PARP inhibition (PARPi) has anti-tumor activity against castration-resistant prostate cancer (CRPC) with homologous recombination repair (HRR) defects. However, mechanisms underlying PARPi resistance are not fully understood. While acquired mutations restoring BRCA genes are well documented, their clinical relevance, frequency, and mechanism of generation remain unclear. Moreover, how resistance emerges in BRCA2 homozygously deleted (HomDel) CRPC is unknown.
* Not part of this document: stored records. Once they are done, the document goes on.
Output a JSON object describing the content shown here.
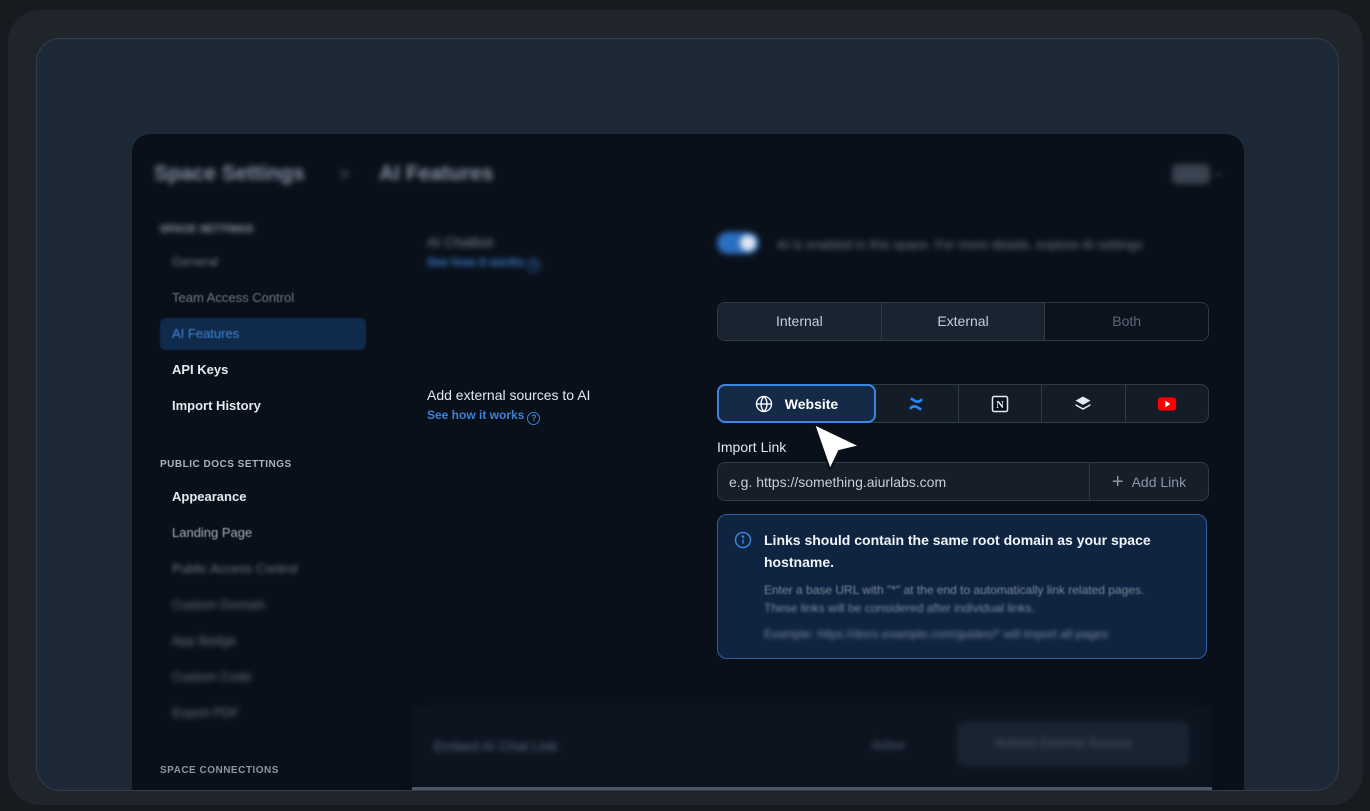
{
  "header": {
    "title": "Space Settings",
    "separator": ">",
    "page": "AI Features"
  },
  "sidebar": {
    "section1_heading": "SPACE SETTINGS",
    "items1": [
      {
        "label": "General"
      },
      {
        "label": "Team Access Control"
      },
      {
        "label": "AI Features"
      },
      {
        "label": "API Keys"
      },
      {
        "label": "Import History"
      }
    ],
    "section2_heading": "PUBLIC DOCS SETTINGS",
    "items2": [
      {
        "label": "Appearance"
      },
      {
        "label": "Landing Page"
      },
      {
        "label": "Public Access Control"
      },
      {
        "label": "Custom Domain"
      },
      {
        "label": "App Badge"
      },
      {
        "label": "Custom Code"
      },
      {
        "label": "Export PDF"
      }
    ],
    "section3_heading": "SPACE CONNECTIONS"
  },
  "ai_toggle": {
    "label": "AI Chatbot",
    "link": "See how it works",
    "description": "AI is enabled in this space. For more details, explore AI settings"
  },
  "mode_segment": {
    "options": [
      "Internal",
      "External",
      "Both"
    ]
  },
  "external_sources": {
    "label": "Add external sources to AI",
    "link": "See how it works",
    "tabs": {
      "website": "Website"
    }
  },
  "import": {
    "label": "Import Link",
    "placeholder": "e.g. https://something.aiurlabs.com",
    "add_button": "Add Link"
  },
  "info_box": {
    "title": "Links should contain the same root domain as your space hostname.",
    "body_line1": "Enter a base URL with \"*\" at the end to automatically link related pages.",
    "body_line2": "These links will be considered after individual links.",
    "body_line3": "Example: https://docs.example.com/guides/* will import all pages"
  },
  "bottom": {
    "title": "Embed AI Chat Link",
    "status": "Active",
    "button": "Refresh External Sources"
  },
  "colors": {
    "accent": "#3b82d6",
    "background": "#0a101a"
  }
}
Evaluating samples from patients with metastatic CRPC treated in the TOPARP-B trial, we identify reversion mutations in most BRCA2/PALB2-mutated tumors (79%) by end of treatment. Among reversions mediated by frameshift deletions, 60% are flanked by DNA microhomologies, implicating POLQ-mediated repair. The number of reversions and time of their detection associate with radiological progression-free survival and overall survival (p < 0.01). For BRCA2 HomDels, selection for rare subclones without BRCA2-HomDel is observed following PARPi, confirmed by single circulating-tumor-cell genomics, biopsy fluorescence in situ hybridization (FISH), and RNAish. These data support the need for restored HRR function in PARPi resistance.

Keywords: DNA repair; PARP inhibition; cfDNA; genomics; prostate cancer; reversion.